For instance, the US is
generally very pro-market, he says and enjoys the idea of upward mobility. And
large shares of publicly traded companies are owned by several shareholders,
rather than individual entities, so CEOs are less beholden to a single powerful
unit that can move to replace them.
Additionally,
in the US, there are no legal mechanisms to control CEO pay. Although there are
some exceptions, most countries don't have laws to cap executive pay, either.
Yet abroad, compensation remains comparatively limited.
Foudy cites Japan, where the company's own executives have seats
on the boards that control remuneration. There is nothing keeping these
executives from raising their own pay, but they generally don't.
He says this is largely because "the primary constraint [on
CEO pay] in most other countries is not legal. It's a norm. It's the sense that
there'd be a blowback from shareholders, from banks, from government regulators
that do business".
Stellantis CEO Tavares experienced this kind of cultural
blowback when he was up for a pay raise in 2022. French investors made such a
clamour that the proposed compensation was rejected in a non-binding vote. As
one investor put it: "Is this extremely high
remuneration socially justified when the group will probably have to face
massive restructuring with job cuts because of production overcapacity and a
doubling up after the merger?" In 2023, however, shareholders at the
annual general meeting ultimately voted to approve Tavares's
remuneration.
However, some countries have been slowly moving towards a model
of CEO compensation that resembles the way many executives are paid in America.
This is the case in Japan, where the CEO compensation structure has
been shifting since 2015 when changes to the corporate governance code
encouraged businesses to adopt performance-based compensation structures.

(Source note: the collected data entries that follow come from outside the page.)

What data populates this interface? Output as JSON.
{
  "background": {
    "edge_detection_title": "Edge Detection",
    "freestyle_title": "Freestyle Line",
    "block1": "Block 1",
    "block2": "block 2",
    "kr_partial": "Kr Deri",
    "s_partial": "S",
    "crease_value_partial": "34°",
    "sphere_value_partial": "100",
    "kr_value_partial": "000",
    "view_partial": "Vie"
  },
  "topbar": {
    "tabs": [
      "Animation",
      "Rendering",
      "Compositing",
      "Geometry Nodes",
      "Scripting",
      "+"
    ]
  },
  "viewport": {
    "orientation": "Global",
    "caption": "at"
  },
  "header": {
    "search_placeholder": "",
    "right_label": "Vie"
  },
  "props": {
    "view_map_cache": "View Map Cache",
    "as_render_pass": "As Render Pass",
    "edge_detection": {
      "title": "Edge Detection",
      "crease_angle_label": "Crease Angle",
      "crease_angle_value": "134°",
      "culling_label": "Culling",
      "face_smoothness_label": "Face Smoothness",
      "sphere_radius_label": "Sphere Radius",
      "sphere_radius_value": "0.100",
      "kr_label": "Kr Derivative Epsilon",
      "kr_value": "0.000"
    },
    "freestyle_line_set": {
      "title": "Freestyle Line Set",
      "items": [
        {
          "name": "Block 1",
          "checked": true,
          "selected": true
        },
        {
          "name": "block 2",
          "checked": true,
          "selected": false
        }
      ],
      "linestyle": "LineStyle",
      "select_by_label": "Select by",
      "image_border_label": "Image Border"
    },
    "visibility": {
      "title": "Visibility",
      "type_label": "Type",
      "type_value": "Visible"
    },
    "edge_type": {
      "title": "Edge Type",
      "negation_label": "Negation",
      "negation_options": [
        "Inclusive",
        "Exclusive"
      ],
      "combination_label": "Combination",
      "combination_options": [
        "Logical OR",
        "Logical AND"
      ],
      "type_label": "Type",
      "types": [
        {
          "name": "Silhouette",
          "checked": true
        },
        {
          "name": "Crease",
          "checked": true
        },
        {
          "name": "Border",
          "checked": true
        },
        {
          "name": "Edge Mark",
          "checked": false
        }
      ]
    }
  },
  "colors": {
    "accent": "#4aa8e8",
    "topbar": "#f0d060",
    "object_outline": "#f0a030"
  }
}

According to WTW analysis, 2015 marked an acceleration in executive
compensation.
"Japan is observing hot discussion on how to achieve
sustained, structural pay increase for employees," says Sumio Morita of
WTW, including extending long-term incentives to senior managers below the
executive level.
In other words, they're moving towards the model in which their
base salary is a smaller percentage of compensation, and the bulk of their
earning potential is pegged to profit. As of 2022, executive compensation has
more than doubled over its 2009 average. Per WTW's analysis, CEO pay in Japan
increased by 35.5% in the last year.
A
global effect
As executive pay continues to grow around the globe, UAW
strikers are looking to close this gap between CEO and worker pay in the US
auto industry. A strong and active union, like the UAW, may be key to achieving
that.
"In general, the financialisation of economies since the
1980s and the decreasing strength of trade unions is a big part of why CEO to
worker pay ratios increased so much globally between 1980s and 2000s,"
says Andrew Speke of the High Pay Centre,
a UK think tank that researches corporate governance. "Countries where
there is stronger regulation of businesses and corporate governance in
particular, and where there is higher trade union density tend to have lower
pay ratios."
Speke
believes the outcome of this strike could have global implications. "The
US is still the most influential country in the world, particularly among
liberal-democratic, developed economies. What succeeds in the US can act both
as a model and as inspiration to labour movements elsewhere in the world,"
he says. "Perhaps from a macro perspective, it can represent a shift in
relations between labour and capital more generally."